EUSKADI Es mi nación, desde luego. Y la de otros muchos. De todos los que son, y se reconocen, nacionalistas vascos, para empezar. Y con posibilidad de serlo para otros, hoy, quizás, no tan convencidos.
Los llamados Estados-nación han pretendido apoderarse en exclusiva de las naciones, nacionalidades y, en casos, hasta de las regiones de su ámbito territorial, y convertirse en los supuestos únicos detentadores de la soberanía política, y, si por algunos fuera, de todas las soberanías: económica, social, lingüística, cultural y del orden que fuere.

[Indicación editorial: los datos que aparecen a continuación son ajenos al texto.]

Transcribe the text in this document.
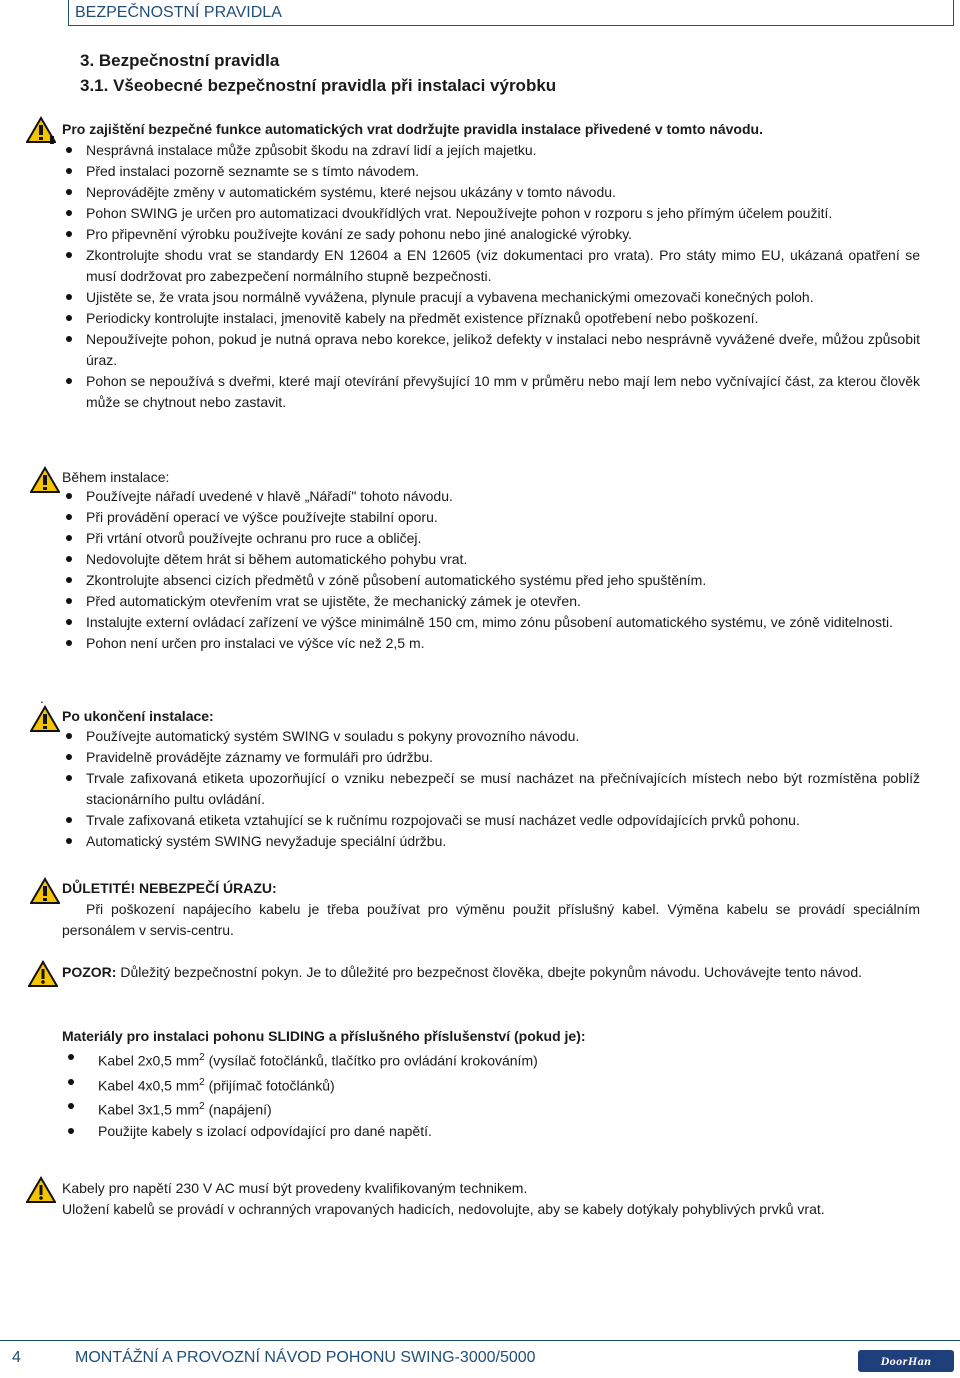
BEZPEČNOSTNÍ PRAVIDLA
3. Bezpečnostní pravidla
3.1. Všeobecné bezpečnostní pravidla při instalaci výrobku
Pro zajištění bezpečné funkce automatických vrat dodržujte pravidla instalace přivedené v tomto návodu.
Nesprávná instalace může způsobit škodu na zdraví lidí a jejích majetku.
Před instalaci pozorně seznamte se s tímto návodem.
Neprovádějte změny v automatickém systému, které nejsou ukázány v tomto návodu.
Pohon SWING je určen pro automatizaci dvoukřídlých vrat. Nepoužívejte pohon v rozporu s jeho přímým účelem použití.
Pro připevnění výrobku používejte kování ze sady pohonu nebo jiné analogické výrobky.
Zkontrolujte shodu vrat se standardy EN 12604 a EN 12605 (viz dokumentaci pro vrata). Pro státy mimo EU, ukázaná opatření se musí dodržovat pro zabezpečení normálního stupně bezpečnosti.
Ujistěte se, že vrata jsou normálně vyváženа, plynule pracují a vybavena mechanickými omezovači konečných poloh.
Periodicky kontrolujte instalaci, jmenovitě kabely na předmět existence příznaků opotřebení nebo poškození.
Nepoužívejte pohon, pokud je nutná oprava nebo korekce, jelikož defekty v instalaci nebo nesprávně vyvážené dveře, můžou způsobit úraz.
Pohon se nepoužívá s dveřmi, které mají otevírání převyšující 10 mm v průměru nebo mají lem nebo vyčnívající část, za kterou člověk může se chytnout nebo zastavit.
Během instalace:
Používejte nářadí uvedené v hlavě „Nářadí" tohoto návodu.
Při provádění operací ve výšce používejte stabilní oporu.
Při vrtání otvorů používejte ochranu pro ruce a obličej.
Nedovolujte dětem hrát si během automatického pohybu vrat.
Zkontrolujte absenci cizích předmětů v zóně působení automatického systému před jeho spuštěním.
Před automatickým otevřením vrat se ujistěte, že mechanický zámek je otevřen.
Instalujte externí ovládací zařízení ve výšce minimálně 150 cm, mimo zónu působení automatického systému, ve zóně viditelnosti.
Pohon není určen pro instalaci ve výšce víc než 2,5 m.
.
Po ukončení instalace:
Používejte automatický systém SWING v souladu s pokyny provozního návodu.
Pravidelně provádějte záznamy ve formuláři pro údržbu.
Trvale zafixovaná etiketa upozorňující o vzniku nebezpečí se musí nacházet na přečnívajících místech nebo být rozmístěna poblíž stacionárního pultu ovládání.
Trvale zafixovaná etiketa vztahující se k ručnímu rozpojovači se musí nacházet vedle odpovídajících prvků pohonu.
Automatický systém SWING nevyžaduje speciální údržbu.
DŮLETITÉ! NEBEZPEČÍ ÚRAZU:
Při poškození napájecího kabelu je třeba používat pro výměnu použit příslušný kabel. Výměna kabelu se provádí speciálním personálem v servis-centru.
POZOR: Důležitý bezpečnostní pokyn. Je to důležité pro bezpečnost člověka, dbejte pokynům návodu. Uchovávejte tento návod.
Materiály pro instalaci pohonu SLIDING a příslušného příslušenství (pokud je):
Kabel 2x0,5 $mm^2$ (vysílač fotočlánků, tlačítko pro ovládání krokováním)
Kabel 4x0,5 $mm^2$ (přijímač fotočlánků)
Kabel 3x1,5 $mm^2$ (napájení)
Použijte kabely s izolací odpovídající pro dané napětí.
Kabely pro napětí 230 V AC musí být provedeny kvalifikovaným technikem.
Uložení kabelů se provádí v ochranných vrapovaných hadicích, nedovolujte, aby se kabely dotýkaly pohyblivých prvků vrat.
4	MONTÁŽNÍ A PROVOZNÍ NÁVOD POHONU SWING-3000/5000	DoorHan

Ésa es la desgracia de los denominados por Xavier Rubert de Ventós p.p.p. –países políticamente pobres–, como el nuestro. Y de otros muchos. Al no disponer de Estado propio, se nos niega también nuestro ser de nación. Y se nos somete a un eterno cuestionamiento de nuestro ser nacional. Da igual la historia, la lengua, la cultura y la voluntad propias. Eso, dicen, no cuenta, a la hora de la verdad.
Los Estados no han dudado, cuando entendían que era el caso, en usar la fuerza en este tema. Las fronteras de los Estados nación, por ejemplo en Europa, son auténticas cicatrices de la historia. Por mucho que, en ocasiones, se intente disimular, como hoy en Europa. Con tal fin, los Estados-nación, y aquellos que no se sienten miembros de un p.p.p. han elaborado un amplio espectro de teorías. El arranque, la perspectiva, puede ser diversa. El final, idéntico siempre. Piense lo que piense, sienta lo que sienta, Ud. es necesariamente ciudadano de la nación-Estado o Estado-nación que le viene dado. Para eso están, por ejemplo, el artículo dos (y si hiciera falta el ocho) de la Constitución española. Lo demás es ensoñación en el mejor de los casos (abarrotada de calificativos, por cierto: racista, etnicista, esencialista, etc. Nunca democrática, claro). La contundencia de los argumentos que algunos exhiben sólo es comparable al temor que a esos mismos les infunde el hecho de que alguien no comparta esa nación al servicio del Estado al que, al parecer, encomiendan todo su propio futuro.
Esto está pasando en España, ahora mismo. Puro decibelio. Pura enseña. Puro empeño en que algunos, al menos, nos aturdamos. Y olvidemos lo elemental: que existe, también, una nación vasca. Como existen otras, la catalana, la española y tantas otras por Europa. Ninguna ella sola, se haya fundido o no con un Estado. Ninguna por encima de otra. Nadie por encima de nadie. Porque, entendemos, es a partir de ahí como es posible construir sociedades y mundos, políticos, económicos, administrativos, sociales, culturales, lingüísticos libres, solidarios y seguros para un futuro mejor para todos.